O günden bugüne gösterdikleri şaşkınlık ve panik, bunun eseridir.
Türk yargısına en büyük darbeyi iki isim vurdu.
Yargıyı öyle bir tahrip ettiler ki, üzerinden 27 yıl geçti ama hala etkisinden kutulamadı.
Kimdi onlar?
CHP’nin iki eski Adalet Bakanı.
Birisi Seyfi Oktay diğeri de ondan sonra gelen Mehmet Moğultay.
Her ikisi de yargıyı, adeta bir Alevi derneğine dönüştürdü.
Yargıdaki Alevi kadrolaşması, 1991 seçimlerinden sonra oluşturulan DYP-SHP ve DYP-CHP koalisyonlarında alenen yapıldı. 
91-94 arasında adalet bakanlığı yapan Seyfi Oktay ve sonra bayrağı teslim alan Moğultay döneminde korkunç bir kadrolaşma gerçekleştirildi.
Durum öyle bir hal aldı ki; bırakın sağcı olmayı, Alevi olmayan sosyal demokrat yargı mensuplarına bile hayat hakkı tanınmadı.
Yargıda ne olduğunu anlamak için 18 Ağustos 1995 tarihli CHP İstanbul il kongresine gitmek gerekiyor. 
O günkü CHP'li ve Alevi Adalet Bakanı Mehmet Moğultay bakın ne dedi:
'Hükümetten sınavlı 5 bin kişilik kadro çıkarttım. Bu kadroyu örgütüme vermeyip de milliyetçilere ve faşist MHP’lileri mi verseydim? Seyfi Oktay ve benim dönemimde de 2 bin hakim aldık.'
Türk yargı tarihinin unutulmaz itirafı budur.

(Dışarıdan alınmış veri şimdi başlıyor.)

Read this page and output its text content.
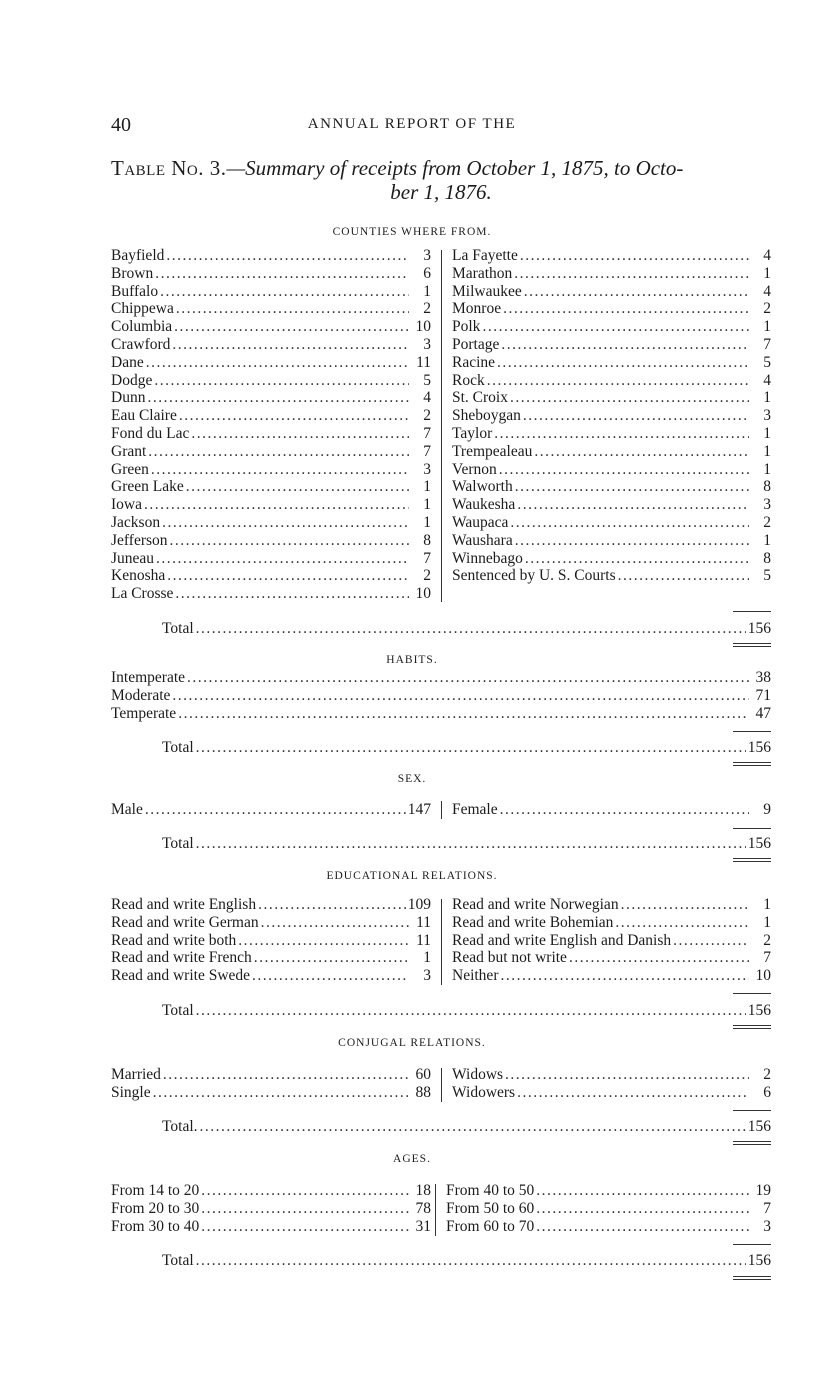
40	ANNUAL REPORT OF THE
Table No. 3.—Summary of receipts from October 1, 1875, to Octo-
ber 1, 1876.
COUNTIES WHERE FROM.
Bayfield .....	3
Brown .....	6
Buffalo .....	1
Chippewa .....	2
Columbia .....	10
Crawford .....	3
Dane .....	11
Dodge .....	5
Dunn .....	4
Eau Claire .....	2
Fond du Lac .....	7
Grant .....	7
Green .....	3
Green Lake .....	1
Iowa .....	1
Jackson .....	1
Jefferson .....	8
Juneau .....	7
Kenosha .....	2
La Crosse .....	10
La Fayette .....	4
Marathon .....	1
Milwaukee .....	4
Monroe .....	2
Polk .....	1
Portage .....	7
Racine .....	5
Rock .....	4
St. Croix .....	1
Sheboygan .....	3
Taylor .....	1
Trempealeau .....	1
Vernon .....	1
Walworth .....	8
Waukesha .....	3
Waupaca .....	2
Waushara .....	1
Winnebago .....	8
Sentenced by U. S. Courts .....	5
Total .....	156
HABITS.
Intemperate .....	38
Moderate .....	71
Temperate .....	47
Total .....	156
SEX.
Male .....	147 Female .....	9
Total .....	156
EDUCATIONAL RELATIONS.
Read and write English .....	109
Read and write German .....	11
Read and write both .....	11
Read and write French .....	1
Read and write Swede .....	3
Read and write Norwegian .....	1
Read and write Bohemian .....	1
Read and write English and Danish .....	2
Read but not write .....	7
Neither .....	10
Total .....	156
CONJUGAL RELATIONS.
Married .....	60
Single .....	88
Widows .....	2
Widowers .....	6
Total. .....	156
AGES.
From 14 to 20 .....	18
From 20 to 30 .....	78
From 30 to 40 .....	31
From 40 to 50 .....	19
From 50 to 60 .....	7
From 60 to 70 .....	3
Total .....	156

Yargıdaki Alevi kadrolaşması korkunç boyuttaydı.
Yargıtay Onursal Üyesi Cevdet İlhan Günay, bu durumu şöyle özetledi:
-"Hakim arkadaşlarımız derler ki, bir yere gelebilmek için TSE damgalı olmak lazım. TSE ama açılımı Türk Standartları Enstitüsü değil. Onun açılımı 'Tunceli-Sivas-Erzincan'dır!"
Oktay – Moğultay 
ikilisinin Yargıtay’ı, resmen bir TSE derneği oldu.
Bu ikili Türk yargısına resmen bir atom bombası attı. 
27 yıl sonra bile bu bombanın etkisi ortadan kalkmadı.
Her etki bir tepki doğurur.
Yargıdaki Alevi örgütlenmesi de doğal olarak bir tepkiyi doğurdu.
Alevilerin kontrolündeki yargıdan boğulan AK Parti, bu duruma tepki gösterdi.
Bunlar o kadar pervasızlaştılar ki, AK Parti’ye bile kapatma davası açmaya kalktılar.
İşte o günlerde FETÖ’cüler peydahlandı.
Alevi yargısına karşı FETÖ’cü yargı ortaya çıktı.
Alevi yargısının baskı, tehdit ve engellemelerinden boğulan AK Parti, düştüğü denizde FETÖ yılanına sarıldı.
Ben iddia ediyorum!..
FETÖ’nün yargıya bulaştırılmasının sebebi; Oktay ve Moğultay ikilisinin Alevi kadrolaşmasıdır. Çünkü bu, etki tepki meselesidir.

Onlar böyle bir kadrolaşmaya gitmese ve yargıya karışmasalardı, inanın bugünkü FETÖ rezaleti kesinlikle bu seviyede olmayacaktı.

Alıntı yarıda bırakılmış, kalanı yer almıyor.